Insanların Güneş enerjisini kendi geliştirdiği yollarla başka enerjilere dönüştürmesi, bir başka deyişle teknolojik olarak yarar sağlama süreci hayli eskilere dayanır. Bu bağlamda yapılan alan yazın taramasına göre evlerin Güney yönüne fazla pencere konularak Güneş ışınımının içeri alınmasını belirten Sokrat bu alanın gelişiminde ilk somut adımı atmıştır. Arşimet’in güneş enerjisinden yarar sağlama alanında içbükey aynaları kullanmak suretiyle Güneş ışınlarını odaklayarak antik Sicilya’da kurulan bir koloni devleti olan Sirakuza’yı kuşatan gemileri yaktığı söylenmektedir.
Güneş enerjisi konusundaki çalışmalar 1600 yıllarında Galile’nin merceği bulmasıyla artmıştır. Yaklaşık 1 asır sonra Belidor 1725’de güneş enerjisi ile çalışan bir su pompası geliştirmiştir.

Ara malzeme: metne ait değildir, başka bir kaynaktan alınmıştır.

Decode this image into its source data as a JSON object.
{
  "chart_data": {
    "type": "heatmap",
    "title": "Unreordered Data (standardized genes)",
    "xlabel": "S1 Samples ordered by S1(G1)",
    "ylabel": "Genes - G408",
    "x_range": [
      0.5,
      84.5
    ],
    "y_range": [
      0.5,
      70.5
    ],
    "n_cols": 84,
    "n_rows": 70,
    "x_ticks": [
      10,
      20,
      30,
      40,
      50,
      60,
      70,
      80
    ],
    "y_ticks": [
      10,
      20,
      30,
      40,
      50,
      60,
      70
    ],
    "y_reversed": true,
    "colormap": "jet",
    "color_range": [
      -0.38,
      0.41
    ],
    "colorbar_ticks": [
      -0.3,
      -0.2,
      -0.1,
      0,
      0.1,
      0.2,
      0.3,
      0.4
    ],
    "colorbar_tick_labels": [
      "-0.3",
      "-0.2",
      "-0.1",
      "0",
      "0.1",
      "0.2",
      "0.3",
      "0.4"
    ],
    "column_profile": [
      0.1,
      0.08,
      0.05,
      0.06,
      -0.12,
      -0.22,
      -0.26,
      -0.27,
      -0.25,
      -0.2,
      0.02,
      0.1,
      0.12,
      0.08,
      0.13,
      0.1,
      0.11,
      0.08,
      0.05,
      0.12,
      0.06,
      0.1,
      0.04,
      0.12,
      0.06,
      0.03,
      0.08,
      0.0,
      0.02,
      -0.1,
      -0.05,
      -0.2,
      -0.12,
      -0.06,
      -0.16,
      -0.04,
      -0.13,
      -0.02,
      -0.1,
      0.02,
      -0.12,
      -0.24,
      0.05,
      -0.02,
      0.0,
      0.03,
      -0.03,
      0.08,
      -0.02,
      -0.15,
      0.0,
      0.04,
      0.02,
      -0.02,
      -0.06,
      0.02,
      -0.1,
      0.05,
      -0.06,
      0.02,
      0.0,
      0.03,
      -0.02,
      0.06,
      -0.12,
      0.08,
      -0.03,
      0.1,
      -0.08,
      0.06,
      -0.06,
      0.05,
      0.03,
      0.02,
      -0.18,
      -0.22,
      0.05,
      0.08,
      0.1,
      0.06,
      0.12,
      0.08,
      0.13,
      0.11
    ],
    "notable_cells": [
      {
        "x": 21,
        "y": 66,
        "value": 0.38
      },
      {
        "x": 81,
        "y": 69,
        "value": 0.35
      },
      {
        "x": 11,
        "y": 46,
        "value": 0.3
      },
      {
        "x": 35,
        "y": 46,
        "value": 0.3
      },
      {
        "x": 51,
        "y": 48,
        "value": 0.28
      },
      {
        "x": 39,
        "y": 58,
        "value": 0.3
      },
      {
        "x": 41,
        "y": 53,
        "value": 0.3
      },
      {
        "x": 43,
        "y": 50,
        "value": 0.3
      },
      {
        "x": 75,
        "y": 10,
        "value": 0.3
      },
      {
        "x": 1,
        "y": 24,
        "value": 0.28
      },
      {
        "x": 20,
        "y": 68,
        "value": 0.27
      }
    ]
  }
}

Fransız bilim adamı Mouchok 1860 yılında parabolik aynalar yardımıyla Güneş ışınımını odaklayarak küçük bir buhar makinasına çalıştırmış ve güneş ocakları üzerinde deneyler yapmıştır. Adams da Hindistan’da en soğuk ay sayılan ocak ayında 7 askerin yemeğini konik yansıtıcılı Güneş ocağı ile 2 saatte pişirmeyi başarmıştır.
Güneş enerjisi temelli bu çalışmalara Güneş pilleri açısından bakıldığında ise tarihsel serüveni 1839 yılında Edmund Becquerel tarafından elektrolit içerisine daldırılmış elektrotlar arasındaki gerilimin elektrolit üzerine düşen ışıkla ilişkili olduğunun gözlemlenmesi ile başladığı kabul edilmektedir. Bu gözlem ile ortaya konan fotovoltaik ilkenin katılardaki benzer durumu ise ilk kez 1876 yılında Adams ve Day isimli bilim insanları tarafından selenyum kristalleri üzerine açıklanmıştır.